If you think that your snoring is harmless, or that your excessive tiredness or fatigue is just no big deal, think again. Both can be dangerous, even if you think you’re not the typical sleep apnea patient.
Michael Uzelac, D.D.S., a trusted Valparaiso dentist at Sleep Airway Solutions, provides oral appliance therapy for obstructive sleep apnea. Uzelac said that while there are some typical traits for people who suffer obstructive sleep apnea – like people who are overweight or have larger necks, or women who have entered menopause – the reality is, there is no typical Sleep Airway Solutions patient.
“Rather than say there is a typical patient, you have to look at indicators of poor sleep, and there are a lot of them that people might not consider,” Uzelac said. “Snoring is an obvious one. It’s pathological. Nothing good comes from snoring and while people make light of it and it’s the butt of jokes, it’s a serious indicator that your body isn’t getting the rest it needs.”

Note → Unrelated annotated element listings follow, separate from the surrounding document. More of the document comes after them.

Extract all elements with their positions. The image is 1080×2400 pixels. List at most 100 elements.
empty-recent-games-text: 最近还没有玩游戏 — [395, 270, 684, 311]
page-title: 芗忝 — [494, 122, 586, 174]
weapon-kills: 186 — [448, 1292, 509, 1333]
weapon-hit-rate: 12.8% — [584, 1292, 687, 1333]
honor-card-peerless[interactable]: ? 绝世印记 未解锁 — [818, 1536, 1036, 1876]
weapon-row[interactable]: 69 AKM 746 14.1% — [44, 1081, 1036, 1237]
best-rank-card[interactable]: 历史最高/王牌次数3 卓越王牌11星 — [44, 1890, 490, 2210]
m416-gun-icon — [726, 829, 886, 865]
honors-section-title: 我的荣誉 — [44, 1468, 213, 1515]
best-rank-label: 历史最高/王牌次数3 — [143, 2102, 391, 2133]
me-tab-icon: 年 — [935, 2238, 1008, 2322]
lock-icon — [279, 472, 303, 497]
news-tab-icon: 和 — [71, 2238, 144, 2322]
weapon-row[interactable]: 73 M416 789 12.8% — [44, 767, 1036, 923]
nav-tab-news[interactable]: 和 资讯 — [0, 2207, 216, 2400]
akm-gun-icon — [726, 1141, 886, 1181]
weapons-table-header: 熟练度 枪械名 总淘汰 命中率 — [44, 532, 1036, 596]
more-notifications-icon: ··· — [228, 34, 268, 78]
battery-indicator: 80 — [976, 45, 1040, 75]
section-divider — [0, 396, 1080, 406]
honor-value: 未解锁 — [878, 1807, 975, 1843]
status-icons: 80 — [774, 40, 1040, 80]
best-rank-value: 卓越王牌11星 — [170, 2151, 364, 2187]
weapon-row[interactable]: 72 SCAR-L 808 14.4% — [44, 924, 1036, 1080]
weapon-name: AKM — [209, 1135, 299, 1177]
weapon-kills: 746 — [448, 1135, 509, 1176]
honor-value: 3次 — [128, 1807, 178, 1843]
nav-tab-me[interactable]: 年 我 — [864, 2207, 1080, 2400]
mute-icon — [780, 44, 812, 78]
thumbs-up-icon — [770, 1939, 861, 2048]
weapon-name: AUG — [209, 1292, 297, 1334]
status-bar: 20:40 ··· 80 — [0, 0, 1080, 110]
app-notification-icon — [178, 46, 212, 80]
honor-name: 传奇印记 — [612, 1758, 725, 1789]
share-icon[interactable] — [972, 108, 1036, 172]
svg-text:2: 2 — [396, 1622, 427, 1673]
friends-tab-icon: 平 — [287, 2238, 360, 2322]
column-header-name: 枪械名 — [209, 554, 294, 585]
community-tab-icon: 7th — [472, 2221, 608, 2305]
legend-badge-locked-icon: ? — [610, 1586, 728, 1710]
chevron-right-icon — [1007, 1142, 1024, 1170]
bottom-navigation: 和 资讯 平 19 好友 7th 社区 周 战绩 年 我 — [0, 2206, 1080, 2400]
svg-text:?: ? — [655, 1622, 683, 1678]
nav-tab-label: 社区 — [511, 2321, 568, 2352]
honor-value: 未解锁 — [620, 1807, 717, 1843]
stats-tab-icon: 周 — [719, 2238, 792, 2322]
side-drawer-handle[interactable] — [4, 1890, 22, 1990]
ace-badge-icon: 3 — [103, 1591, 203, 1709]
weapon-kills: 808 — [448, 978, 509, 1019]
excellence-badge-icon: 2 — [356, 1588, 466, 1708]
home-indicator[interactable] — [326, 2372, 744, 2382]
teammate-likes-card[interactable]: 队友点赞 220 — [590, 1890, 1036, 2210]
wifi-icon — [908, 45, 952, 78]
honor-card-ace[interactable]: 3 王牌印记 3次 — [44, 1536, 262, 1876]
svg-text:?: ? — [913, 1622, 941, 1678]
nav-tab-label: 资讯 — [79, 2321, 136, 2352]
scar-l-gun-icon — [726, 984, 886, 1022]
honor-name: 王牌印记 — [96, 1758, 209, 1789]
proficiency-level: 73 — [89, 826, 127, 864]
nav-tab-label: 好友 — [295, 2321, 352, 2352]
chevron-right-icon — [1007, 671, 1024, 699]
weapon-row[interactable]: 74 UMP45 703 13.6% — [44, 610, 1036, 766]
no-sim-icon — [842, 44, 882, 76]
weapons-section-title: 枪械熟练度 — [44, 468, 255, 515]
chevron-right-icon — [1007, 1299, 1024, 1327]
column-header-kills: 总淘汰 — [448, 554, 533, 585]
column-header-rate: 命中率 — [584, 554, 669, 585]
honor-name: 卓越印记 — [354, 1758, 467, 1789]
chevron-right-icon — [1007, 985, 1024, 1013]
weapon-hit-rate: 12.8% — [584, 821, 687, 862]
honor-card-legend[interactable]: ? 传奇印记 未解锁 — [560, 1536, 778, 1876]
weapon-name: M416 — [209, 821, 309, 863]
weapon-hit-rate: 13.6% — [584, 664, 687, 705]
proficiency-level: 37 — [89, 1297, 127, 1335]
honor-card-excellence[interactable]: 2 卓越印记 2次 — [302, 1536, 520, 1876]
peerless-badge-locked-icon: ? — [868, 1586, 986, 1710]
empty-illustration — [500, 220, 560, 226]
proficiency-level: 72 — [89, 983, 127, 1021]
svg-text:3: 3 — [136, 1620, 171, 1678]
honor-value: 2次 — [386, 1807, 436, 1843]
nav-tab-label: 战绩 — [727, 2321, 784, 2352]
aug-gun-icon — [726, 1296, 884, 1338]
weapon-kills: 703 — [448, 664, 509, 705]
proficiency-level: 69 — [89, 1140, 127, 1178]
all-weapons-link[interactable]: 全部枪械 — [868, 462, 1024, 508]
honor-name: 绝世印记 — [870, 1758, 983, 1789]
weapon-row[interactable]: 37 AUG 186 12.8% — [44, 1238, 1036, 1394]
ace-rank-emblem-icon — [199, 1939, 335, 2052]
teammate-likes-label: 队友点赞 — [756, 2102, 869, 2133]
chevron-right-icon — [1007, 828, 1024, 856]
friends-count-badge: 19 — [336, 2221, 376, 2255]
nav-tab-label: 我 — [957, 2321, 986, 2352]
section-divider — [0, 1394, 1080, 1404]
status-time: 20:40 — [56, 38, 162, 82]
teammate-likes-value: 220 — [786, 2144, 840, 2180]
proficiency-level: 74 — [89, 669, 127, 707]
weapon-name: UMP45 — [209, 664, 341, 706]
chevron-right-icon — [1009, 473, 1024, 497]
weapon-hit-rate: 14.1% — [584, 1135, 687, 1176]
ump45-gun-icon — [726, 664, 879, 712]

But what if you aren’t that typical middle-aged man who snores?
“Regardless of whether you snore, your body is telling you something if you feel tired or fatigued,” Uzelac said. “If you’re sitting at your desk or behind the wheel and you’re falling asleep – you have sleep issues. If you wake up with frequent morning headaches, you could have sleep issues. If you are getting up to urinate at night, you could have a sleep problem. You can’t just write off these indicators because you don’t think of yourself as a typical sleep apnea patient,” Uzelac said.

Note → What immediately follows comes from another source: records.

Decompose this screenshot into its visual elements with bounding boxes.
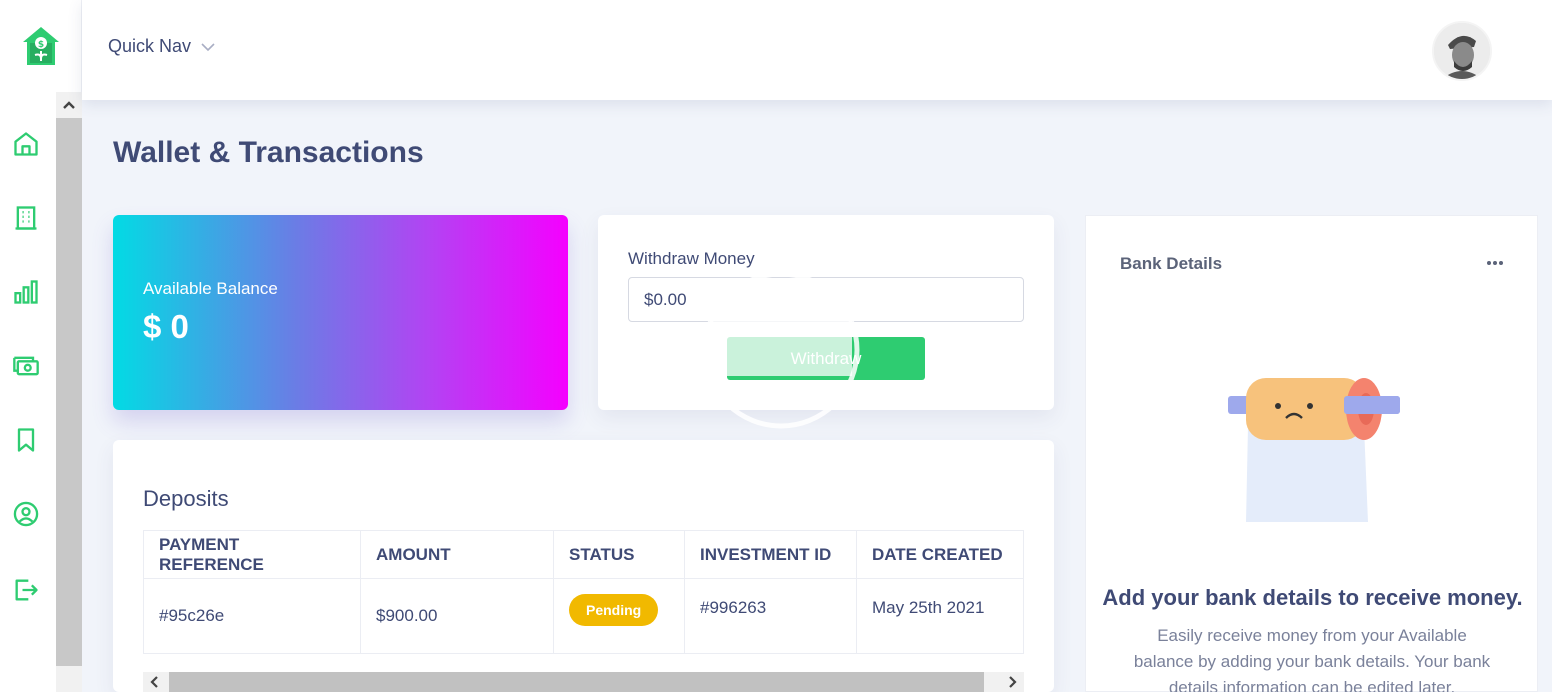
svg-text:$: $ bbox=[37, 40, 43, 50]
column-header-status: STATUS bbox=[553, 530, 685, 579]
quick-nav-label: Quick Nav bbox=[108, 36, 192, 56]
sidebar-item-saved[interactable] bbox=[8, 422, 44, 458]
chevron-up-icon bbox=[63, 101, 75, 109]
withdraw-amount-input[interactable] bbox=[628, 277, 1024, 322]
chevron-down-icon bbox=[201, 42, 215, 51]
logout-icon bbox=[15, 579, 38, 601]
status-badge: Pending bbox=[569, 594, 659, 626]
column-header-investment-id: INVESTMENT ID bbox=[684, 530, 857, 579]
deposits-card: Deposits PAYMENT REFERENCE AMOUNT STATUS… bbox=[113, 440, 1054, 692]
column-header-date-created: DATE CREATED bbox=[856, 530, 1024, 579]
app-logo[interactable]: $ bbox=[0, 0, 82, 92]
user-circle-icon bbox=[13, 501, 39, 527]
withdraw-button[interactable]: Withdraw bbox=[727, 337, 925, 380]
more-horizontal-icon bbox=[1487, 261, 1503, 265]
bar-chart-icon bbox=[14, 280, 38, 304]
table-horizontal-scrollbar[interactable] bbox=[143, 672, 1024, 692]
paper-roll-icon bbox=[1228, 378, 1400, 522]
home-icon bbox=[14, 132, 38, 156]
bank-details-card: Bank Details Add your bank details to re… bbox=[1085, 215, 1538, 692]
sidebar bbox=[0, 92, 56, 692]
sidebar-item-analytics[interactable] bbox=[8, 274, 44, 310]
table-header-row: PAYMENT REFERENCE AMOUNT STATUS INVESTME… bbox=[143, 530, 1024, 579]
table-row: #95c26e $900.00 Pending #996263 May 25th… bbox=[143, 578, 1024, 654]
bank-details-description: Easily receive money from your Available… bbox=[1133, 626, 1491, 692]
user-avatar[interactable] bbox=[1432, 21, 1492, 81]
cell-status: Pending bbox=[553, 578, 685, 654]
bank-details-headline: Add your bank details to receive money. bbox=[1102, 585, 1523, 610]
investment-id-value: #996263 bbox=[700, 598, 767, 617]
bookmark-icon bbox=[17, 428, 35, 452]
cell-amount: $900.00 bbox=[360, 578, 554, 654]
cash-icon bbox=[13, 356, 39, 376]
top-header: Quick Nav bbox=[82, 0, 1552, 100]
sidebar-item-logout[interactable] bbox=[8, 572, 44, 608]
scrollbar-thumb[interactable] bbox=[56, 118, 82, 666]
scroll-right-button[interactable] bbox=[1000, 672, 1024, 692]
chevron-right-icon bbox=[1009, 676, 1017, 688]
deposits-title: Deposits bbox=[143, 486, 229, 511]
horizontal-scrollbar-thumb[interactable] bbox=[169, 672, 984, 692]
amount-value: $900.00 bbox=[376, 606, 438, 625]
payment-reference-value: #95c26e bbox=[159, 606, 225, 625]
available-balance-card: Available Balance $ 0 bbox=[113, 215, 568, 410]
cell-date-created: May 25th 2021 bbox=[856, 578, 1024, 654]
deposits-table: PAYMENT REFERENCE AMOUNT STATUS INVESTME… bbox=[143, 530, 1024, 654]
bank-details-title: Bank Details bbox=[1120, 254, 1223, 273]
scroll-up-button[interactable] bbox=[56, 92, 82, 118]
scroll-left-button[interactable] bbox=[143, 672, 167, 692]
more-options-button[interactable] bbox=[1486, 254, 1504, 272]
empty-paper-roll-illustration bbox=[1226, 376, 1401, 529]
chevron-left-icon bbox=[150, 676, 158, 688]
cell-payment-reference: #95c26e bbox=[143, 578, 361, 654]
column-header-amount: AMOUNT bbox=[360, 530, 554, 579]
page-title: Wallet & Transactions bbox=[113, 136, 424, 169]
sidebar-item-profile[interactable] bbox=[8, 496, 44, 532]
withdraw-label: Withdraw Money bbox=[628, 249, 755, 268]
balance-label: Available Balance bbox=[143, 279, 278, 298]
cell-investment-id: #996263 bbox=[684, 578, 857, 654]
sidebar-item-home[interactable] bbox=[8, 126, 44, 162]
house-money-logo-icon: $ bbox=[22, 27, 59, 65]
building-icon bbox=[15, 206, 37, 230]
date-created-value: May 25th 2021 bbox=[872, 598, 985, 617]
sidebar-item-properties[interactable] bbox=[8, 200, 44, 236]
withdraw-money-card: Withdraw Money Withdraw bbox=[598, 215, 1054, 410]
balance-value: $ 0 bbox=[143, 308, 189, 345]
sidebar-scrollbar[interactable] bbox=[56, 92, 82, 692]
column-header-payment-reference: PAYMENT REFERENCE bbox=[143, 530, 361, 579]
sidebar-item-wallet[interactable] bbox=[8, 348, 44, 384]
quick-nav-dropdown[interactable]: Quick Nav bbox=[108, 36, 215, 57]
avatar-photo-icon bbox=[1434, 23, 1490, 79]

Obstructive sleep apnea occurs when a patient’s muscles in their throat relax during sleep, blocking their airway and causing excessive snoring or even stopped breathing. It has been linked to fatigue, excessive tiredness, heart disease, and other major health conditions.
Whether someone is a light or heavy snorer, the tissues in the throat become swollen over time and contribute to repeated obstructive occurrences.

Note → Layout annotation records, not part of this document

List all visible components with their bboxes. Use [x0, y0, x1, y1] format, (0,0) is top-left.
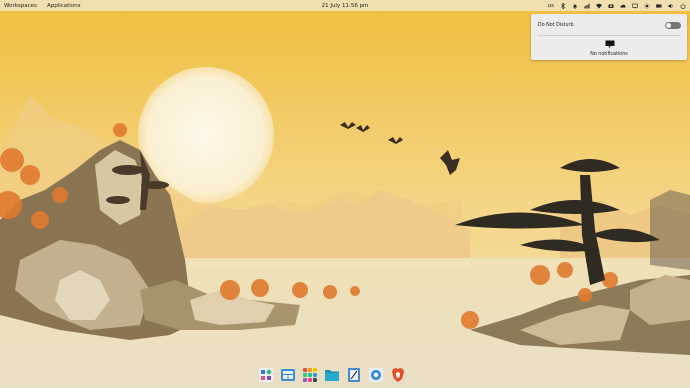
- files-launcher[interactable]: [323, 366, 341, 384]
- do-not-disturb-row: Do Not Disturb: [538, 21, 681, 29]
- brave-browser-icon: [392, 368, 404, 382]
- files-preview-launcher[interactable]: [279, 366, 297, 384]
- system-tray: us: [548, 0, 686, 11]
- battery-icon[interactable]: [656, 3, 662, 9]
- bluetooth-icon[interactable]: [560, 2, 566, 9]
- wifi-icon[interactable]: [596, 3, 602, 9]
- do-not-disturb-label: Do Not Disturb: [538, 22, 574, 28]
- cloud-icon[interactable]: [620, 3, 626, 9]
- keyboard-layout-indicator[interactable]: us: [548, 3, 554, 9]
- app-grid-icon: [303, 368, 317, 382]
- applications-button[interactable]: Applications: [47, 3, 81, 9]
- divider: [538, 35, 681, 36]
- text-editor-launcher[interactable]: [345, 366, 363, 384]
- files-preview-icon: [281, 369, 295, 381]
- camera-icon[interactable]: [608, 3, 614, 9]
- bell-icon[interactable]: [572, 3, 578, 9]
- app-center-launcher[interactable]: [257, 366, 275, 384]
- text-editor-icon: [348, 368, 360, 382]
- brave-browser-launcher[interactable]: [389, 366, 407, 384]
- no-notifications-text: No notifications: [590, 52, 628, 57]
- sun-icon[interactable]: [644, 2, 650, 9]
- power-icon[interactable]: [680, 3, 686, 9]
- display-icon[interactable]: [632, 3, 638, 9]
- network-icon[interactable]: [584, 3, 590, 9]
- settings-icon: [369, 368, 383, 382]
- notification-center: Do Not Disturb No notifications: [531, 14, 687, 60]
- workspaces-button[interactable]: Workspaces: [4, 3, 37, 9]
- settings-launcher[interactable]: [367, 366, 385, 384]
- message-bubble-icon: [605, 40, 615, 49]
- clock-button[interactable]: 21 July 11:56 pm: [322, 3, 369, 9]
- volume-icon[interactable]: [668, 3, 674, 9]
- app-center-icon: [259, 368, 273, 382]
- top-panel: Workspaces Applications 21 July 11:56 pm…: [0, 0, 690, 11]
- app-grid-launcher[interactable]: [301, 366, 319, 384]
- dock: [257, 364, 407, 386]
- folder-icon: [325, 370, 339, 381]
- do-not-disturb-toggle[interactable]: [665, 21, 681, 29]
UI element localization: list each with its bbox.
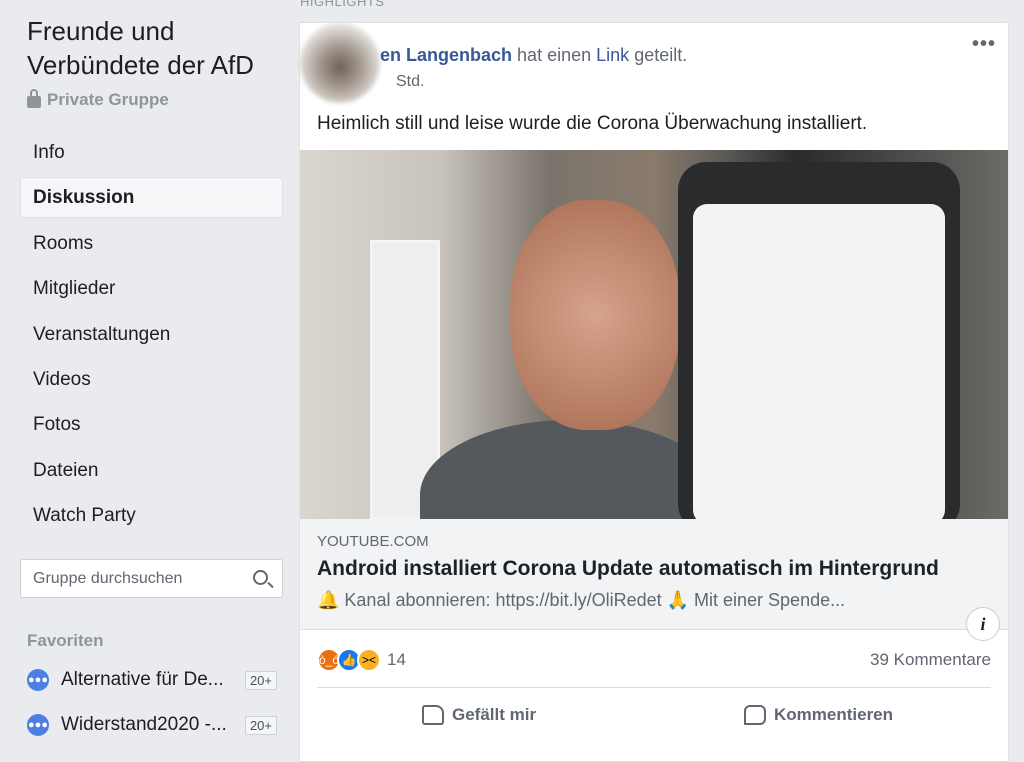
thumbs-up-icon <box>422 705 444 725</box>
nav-watch-party[interactable]: Watch Party <box>20 495 283 536</box>
avatar[interactable] <box>300 23 380 103</box>
comment-label: Kommentieren <box>774 705 894 724</box>
like-button[interactable]: Gefällt mir <box>422 705 536 725</box>
post-text: Heimlich still und leise wurde die Coron… <box>317 113 868 134</box>
action-text-end: geteilt. <box>634 45 688 65</box>
group-search-input[interactable]: Gruppe durchsuchen <box>20 559 283 598</box>
link-word[interactable]: Link <box>596 45 629 65</box>
search-icon[interactable] <box>253 570 268 585</box>
count-badge: 20+ <box>244 670 277 690</box>
nav-mitglieder[interactable]: Mitglieder <box>20 268 283 309</box>
favorite-name: Alternative für De... <box>61 669 224 690</box>
face-image <box>510 200 680 430</box>
phone-image <box>678 162 960 519</box>
reactions-summary[interactable]: ò_ó 👍 >< 14 <box>317 648 406 672</box>
more-options-icon[interactable]: ••• <box>972 33 996 56</box>
group-icon: ●●● <box>27 669 49 691</box>
post-header: en Langenbach hat einen Link geteilt. <box>380 45 687 66</box>
comment-button[interactable]: Kommentieren <box>744 705 893 725</box>
nav-info[interactable]: Info <box>20 132 283 173</box>
video-thumbnail[interactable] <box>300 150 1008 519</box>
favorites-heading: Favoriten <box>27 631 104 650</box>
nav-veranstaltungen[interactable]: Veranstaltungen <box>20 314 283 355</box>
highlights-label: HIGHLIGHTS <box>300 0 385 9</box>
comments-count[interactable]: 39 Kommentare <box>870 650 991 670</box>
privacy-label: Private Gruppe <box>27 89 169 110</box>
info-icon[interactable]: i <box>966 607 1000 641</box>
group-nav: Info Diskussion Rooms Mitglieder Veranst… <box>20 132 283 541</box>
group-sidebar: Freunde und Verbündete der AfD Private G… <box>0 0 300 749</box>
count-badge: 20+ <box>244 715 277 735</box>
like-label: Gefällt mir <box>452 705 537 724</box>
comment-icon <box>744 705 766 725</box>
nav-fotos[interactable]: Fotos <box>20 404 283 445</box>
link-domain: YOUTUBE.COM <box>317 533 429 550</box>
link-title[interactable]: Android installiert Corona Update automa… <box>317 557 939 581</box>
nav-diskussion[interactable]: Diskussion <box>20 177 283 219</box>
nav-dateien[interactable]: Dateien <box>20 450 283 491</box>
post-card: en Langenbach hat einen Link geteilt. St… <box>299 22 1009 762</box>
group-title[interactable]: Freunde und Verbündete der AfD <box>27 14 287 82</box>
favorite-name: Widerstand2020 -... <box>61 714 227 735</box>
phone-screen <box>693 204 945 519</box>
nav-rooms[interactable]: Rooms <box>20 223 283 264</box>
post-time[interactable]: Std. <box>396 73 424 91</box>
favorite-item[interactable]: ●●● Widerstand2020 -... 20+ <box>27 714 277 736</box>
group-icon: ●●● <box>27 714 49 736</box>
favorite-item[interactable]: ●●● Alternative für De... 20+ <box>27 669 277 691</box>
divider <box>317 687 991 688</box>
person-image <box>420 420 720 519</box>
link-description: 🔔 Kanal abonnieren: https://bit.ly/OliRe… <box>317 590 846 610</box>
link-preview[interactable]: i YOUTUBE.COM Android installiert Corona… <box>300 519 1008 641</box>
author-link[interactable]: en Langenbach <box>380 45 512 65</box>
action-text: hat einen <box>517 45 592 65</box>
search-placeholder: Gruppe durchsuchen <box>33 570 183 587</box>
nav-videos[interactable]: Videos <box>20 359 283 400</box>
reaction-count: 14 <box>387 650 406 669</box>
lock-icon <box>27 89 41 108</box>
haha-reaction-icon: >< <box>357 648 381 672</box>
privacy-text: Private Gruppe <box>47 90 169 109</box>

“Snoring isn’t an indicator of how tired you are. Likewise, you also don’t snore because of any specific behavior, like drinking alcohol. Snoring isn’t a result of your behavior – it’s usually an indicator of a restricted airway,” Uzelac said. “I also treat people who snore but have not become apnea patients. For whatever reason, they haven’t progressed to that point, but they still want to stop snoring, or their bed partners want them to stop snoring. It’s a disruptive thing.”
Uzelac indicated that CPAP machines are statistically most effective for treating obstructive apnea when they are worn properly. The problem is, many patients are not compliant enough with CPAP therapy to experience the health benefits, because CPAP machines can be bulky and uncomfortable.
“They work, but you have to wear them consistently. And you have to maintain the machines,” he said. “A recent study called the SAVE study showed that the way people wear CPAP now versus the average oral appliance nets the exact same statistical outcome for heart health. CPAP is better if you wear it eight hours a night, but so few people do that, so oral appliances are equally effective in relieving heart-related problems due to sleep apnea,” Uzelac said.
Oral appliances also are more convenient to travel with, fitting in a small plastic container the size of a coin purse.
Either way, Uzelac stressed that patients should not ignore the things that make them tired, regardless of whether they consider themselves the “typical” sleep apnea patient.
“Culturally, it’s almost like we reward lack of sleep. We take good sleep for granted. We have to take better care of ourselves,” Uzelac said. “We can’t help everyone with oral appliance therapy, but I get very positive feedback from those we have helped. If you sleep poorly for three years, and then you get one month of good sleep with an oral appliance, your life is changed.”